The Grill Room makes sure they serve the best steak by aging it themselves for about two weeks.
On arrival, my girlfriend Bernie and I were greeted by our friendly waiter Sihle and manager Rory Vickers and I was immediately taken by the modern yet classic decor.
For starters, Bernie decided on the venison carpaccio, while I went for the black mushroom Florentine.
Bernie was very pleased with her carpaccio served with a light mustard mayo, parmesan and baby leaf salad.
We were both delighted with the black mushroom Florentine starter which was crammed with flavour. The mushrooms were smothered in a very delicious creamed spinach sauce topped off with some feta.
It was so good that Bernie soon had my plate and was chomping down on my starter, calling it the best mushrooms ever!
Onto the main and I decided on the boneless pork neck that was roasted with apples and a dark cider jus.
Bernie had the porterhouse steak with chunky mash as a side while I opted for spinach.
The pork neck was perfectly seasoned and worked well with the roasted apples – a simple but great-tasting dish.
Bernie’s steak was perfectly medium rare and was delicious with melt-in-your-mouth goodness. She had it with the mushroom sauce which is one of the best we’ve tasted.
The decadent chocolate fondant and chocolate mousse served with a vanilla sauce was just the perfect way to finish off our meal.
We shared as by now we could not have another bite and both enjoyed the dessert.
Vickers said the menu is designed to offer something of everything so that the Grill Room is able to cater for as many tastes as possible while still maintaining its authenticity.
It is a fine dining steakhouse that also offers salmon and prawns if you are not in the mood for the steaks, lamb shank, braised oxtail or the ribs (lamb, beef and pork available).
Any place that does not have the dreary malva pudding or ice cream with chocolate sauce as desserts on the menu is a place I’ll go back to.
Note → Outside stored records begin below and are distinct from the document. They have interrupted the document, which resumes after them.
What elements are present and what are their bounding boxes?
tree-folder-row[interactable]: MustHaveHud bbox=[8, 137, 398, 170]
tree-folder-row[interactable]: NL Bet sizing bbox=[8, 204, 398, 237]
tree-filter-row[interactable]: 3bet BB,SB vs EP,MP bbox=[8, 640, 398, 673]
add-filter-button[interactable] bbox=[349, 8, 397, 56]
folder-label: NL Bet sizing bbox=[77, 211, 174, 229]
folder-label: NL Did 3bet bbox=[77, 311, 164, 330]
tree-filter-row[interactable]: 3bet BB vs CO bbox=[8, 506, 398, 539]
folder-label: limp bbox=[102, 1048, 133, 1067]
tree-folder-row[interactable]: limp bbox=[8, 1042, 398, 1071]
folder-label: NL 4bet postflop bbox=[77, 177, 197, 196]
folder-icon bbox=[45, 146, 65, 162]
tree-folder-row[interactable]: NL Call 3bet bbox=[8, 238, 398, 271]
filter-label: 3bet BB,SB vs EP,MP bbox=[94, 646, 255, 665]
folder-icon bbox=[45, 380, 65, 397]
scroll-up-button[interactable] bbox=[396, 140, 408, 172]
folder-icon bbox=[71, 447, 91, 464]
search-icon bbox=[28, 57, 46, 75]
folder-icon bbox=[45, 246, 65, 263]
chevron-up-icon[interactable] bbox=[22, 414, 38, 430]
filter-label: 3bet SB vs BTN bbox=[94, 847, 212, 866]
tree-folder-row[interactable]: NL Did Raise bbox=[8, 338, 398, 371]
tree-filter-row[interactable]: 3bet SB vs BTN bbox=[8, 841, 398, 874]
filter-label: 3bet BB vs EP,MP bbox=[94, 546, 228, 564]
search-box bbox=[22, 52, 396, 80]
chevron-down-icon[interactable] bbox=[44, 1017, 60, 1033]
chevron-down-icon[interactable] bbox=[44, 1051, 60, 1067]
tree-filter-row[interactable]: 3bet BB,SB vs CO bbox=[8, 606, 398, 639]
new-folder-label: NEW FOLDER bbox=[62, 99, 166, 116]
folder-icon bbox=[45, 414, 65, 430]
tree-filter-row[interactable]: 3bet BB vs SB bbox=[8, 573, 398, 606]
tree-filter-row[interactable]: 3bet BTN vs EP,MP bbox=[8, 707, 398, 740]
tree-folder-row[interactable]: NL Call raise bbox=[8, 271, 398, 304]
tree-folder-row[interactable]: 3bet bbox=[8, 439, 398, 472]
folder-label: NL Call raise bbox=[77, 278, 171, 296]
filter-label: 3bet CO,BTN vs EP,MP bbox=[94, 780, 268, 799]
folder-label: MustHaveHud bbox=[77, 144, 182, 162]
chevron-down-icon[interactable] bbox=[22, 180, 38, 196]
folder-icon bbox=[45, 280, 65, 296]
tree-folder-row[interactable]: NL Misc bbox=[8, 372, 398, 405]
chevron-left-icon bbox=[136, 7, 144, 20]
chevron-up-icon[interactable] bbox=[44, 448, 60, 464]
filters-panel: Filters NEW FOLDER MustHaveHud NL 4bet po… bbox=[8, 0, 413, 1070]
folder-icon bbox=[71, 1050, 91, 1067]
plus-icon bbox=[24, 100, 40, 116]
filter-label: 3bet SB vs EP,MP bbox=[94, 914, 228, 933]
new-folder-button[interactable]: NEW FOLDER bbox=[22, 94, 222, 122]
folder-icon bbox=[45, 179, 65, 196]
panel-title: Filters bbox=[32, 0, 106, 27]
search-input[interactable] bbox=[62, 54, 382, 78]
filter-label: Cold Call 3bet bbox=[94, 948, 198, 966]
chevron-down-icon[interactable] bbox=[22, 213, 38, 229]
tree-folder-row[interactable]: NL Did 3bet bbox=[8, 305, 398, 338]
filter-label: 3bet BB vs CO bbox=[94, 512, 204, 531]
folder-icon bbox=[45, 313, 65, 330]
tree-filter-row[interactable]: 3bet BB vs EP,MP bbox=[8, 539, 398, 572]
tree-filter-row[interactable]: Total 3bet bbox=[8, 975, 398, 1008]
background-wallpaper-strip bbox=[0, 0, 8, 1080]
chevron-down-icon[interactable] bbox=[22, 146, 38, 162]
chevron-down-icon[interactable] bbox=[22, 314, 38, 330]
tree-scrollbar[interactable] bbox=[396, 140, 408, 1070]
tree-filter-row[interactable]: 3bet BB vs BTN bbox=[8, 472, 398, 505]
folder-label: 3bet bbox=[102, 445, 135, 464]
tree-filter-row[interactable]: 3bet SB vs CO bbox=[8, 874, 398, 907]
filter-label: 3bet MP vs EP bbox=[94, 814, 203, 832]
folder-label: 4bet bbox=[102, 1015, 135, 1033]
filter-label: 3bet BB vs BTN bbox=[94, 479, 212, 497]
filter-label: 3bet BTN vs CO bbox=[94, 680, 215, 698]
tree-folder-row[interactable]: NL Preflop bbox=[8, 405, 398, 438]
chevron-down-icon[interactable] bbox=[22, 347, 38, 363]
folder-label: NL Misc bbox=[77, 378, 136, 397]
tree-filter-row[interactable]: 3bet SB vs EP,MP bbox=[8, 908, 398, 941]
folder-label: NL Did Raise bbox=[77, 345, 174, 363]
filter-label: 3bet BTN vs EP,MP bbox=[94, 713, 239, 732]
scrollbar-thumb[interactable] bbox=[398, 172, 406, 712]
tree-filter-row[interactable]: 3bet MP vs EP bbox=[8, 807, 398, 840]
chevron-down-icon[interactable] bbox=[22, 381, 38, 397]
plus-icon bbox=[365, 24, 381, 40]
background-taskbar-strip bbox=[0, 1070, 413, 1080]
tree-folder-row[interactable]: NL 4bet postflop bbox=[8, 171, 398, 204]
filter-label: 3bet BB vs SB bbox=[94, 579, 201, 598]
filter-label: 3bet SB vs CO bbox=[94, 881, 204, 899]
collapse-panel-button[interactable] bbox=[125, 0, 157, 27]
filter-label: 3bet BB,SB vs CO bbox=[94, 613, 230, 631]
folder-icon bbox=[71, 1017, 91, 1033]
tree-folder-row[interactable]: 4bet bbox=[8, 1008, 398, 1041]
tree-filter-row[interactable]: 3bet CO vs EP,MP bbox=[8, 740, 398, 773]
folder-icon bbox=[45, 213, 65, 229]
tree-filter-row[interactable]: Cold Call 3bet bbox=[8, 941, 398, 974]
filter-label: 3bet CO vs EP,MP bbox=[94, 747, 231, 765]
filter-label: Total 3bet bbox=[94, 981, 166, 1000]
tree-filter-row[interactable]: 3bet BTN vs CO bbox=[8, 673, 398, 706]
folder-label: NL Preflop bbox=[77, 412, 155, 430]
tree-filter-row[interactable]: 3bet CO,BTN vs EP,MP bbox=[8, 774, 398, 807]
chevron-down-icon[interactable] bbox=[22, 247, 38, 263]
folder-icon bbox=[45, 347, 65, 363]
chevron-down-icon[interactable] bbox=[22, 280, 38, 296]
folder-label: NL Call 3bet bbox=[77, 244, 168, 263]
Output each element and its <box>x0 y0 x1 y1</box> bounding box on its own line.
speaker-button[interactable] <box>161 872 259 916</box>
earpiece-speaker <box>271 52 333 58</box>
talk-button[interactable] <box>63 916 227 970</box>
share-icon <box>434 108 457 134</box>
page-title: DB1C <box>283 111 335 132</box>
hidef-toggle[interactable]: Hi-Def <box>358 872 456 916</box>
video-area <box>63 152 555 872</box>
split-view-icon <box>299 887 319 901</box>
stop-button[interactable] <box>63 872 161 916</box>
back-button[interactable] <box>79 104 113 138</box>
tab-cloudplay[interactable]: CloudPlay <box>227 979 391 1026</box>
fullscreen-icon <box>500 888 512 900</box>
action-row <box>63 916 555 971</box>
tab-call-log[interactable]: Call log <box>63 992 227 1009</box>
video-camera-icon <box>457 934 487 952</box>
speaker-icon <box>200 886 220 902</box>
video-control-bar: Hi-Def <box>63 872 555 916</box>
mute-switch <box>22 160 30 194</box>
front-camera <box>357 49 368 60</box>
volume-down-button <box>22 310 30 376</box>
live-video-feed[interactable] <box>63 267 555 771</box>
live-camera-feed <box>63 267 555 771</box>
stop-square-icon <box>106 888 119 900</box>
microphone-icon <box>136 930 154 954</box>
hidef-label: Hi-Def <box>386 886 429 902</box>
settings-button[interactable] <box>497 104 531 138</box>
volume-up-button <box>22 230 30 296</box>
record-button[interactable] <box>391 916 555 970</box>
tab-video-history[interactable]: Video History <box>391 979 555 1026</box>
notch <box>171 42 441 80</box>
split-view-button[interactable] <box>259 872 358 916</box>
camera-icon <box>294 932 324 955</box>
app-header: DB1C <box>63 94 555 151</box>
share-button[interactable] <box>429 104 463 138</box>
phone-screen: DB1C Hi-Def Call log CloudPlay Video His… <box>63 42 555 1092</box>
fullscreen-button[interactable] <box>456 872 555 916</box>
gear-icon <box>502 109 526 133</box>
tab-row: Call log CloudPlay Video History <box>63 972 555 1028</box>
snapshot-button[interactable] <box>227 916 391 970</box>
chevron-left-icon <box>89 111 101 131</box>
Desserts such as the crepe Suzette and cherries jubilee that will be flambeed at the table or as close to the table as possible, to create that extra bit of excitement and flair, will be one of the attractions.
“We are planning cognac, liqueur whisky and wine tasting evenings to tie in with the fine dining theme.
“On a Thursday, patrons have the chance to try and finish a 1kg T-bone steak and a litre of beer in 45 minutes to get the meal free and one’s name on the wall of fame,” Vickers said.
All in all this is a modern fine dining steakhouse that has not lost track of some of the classics.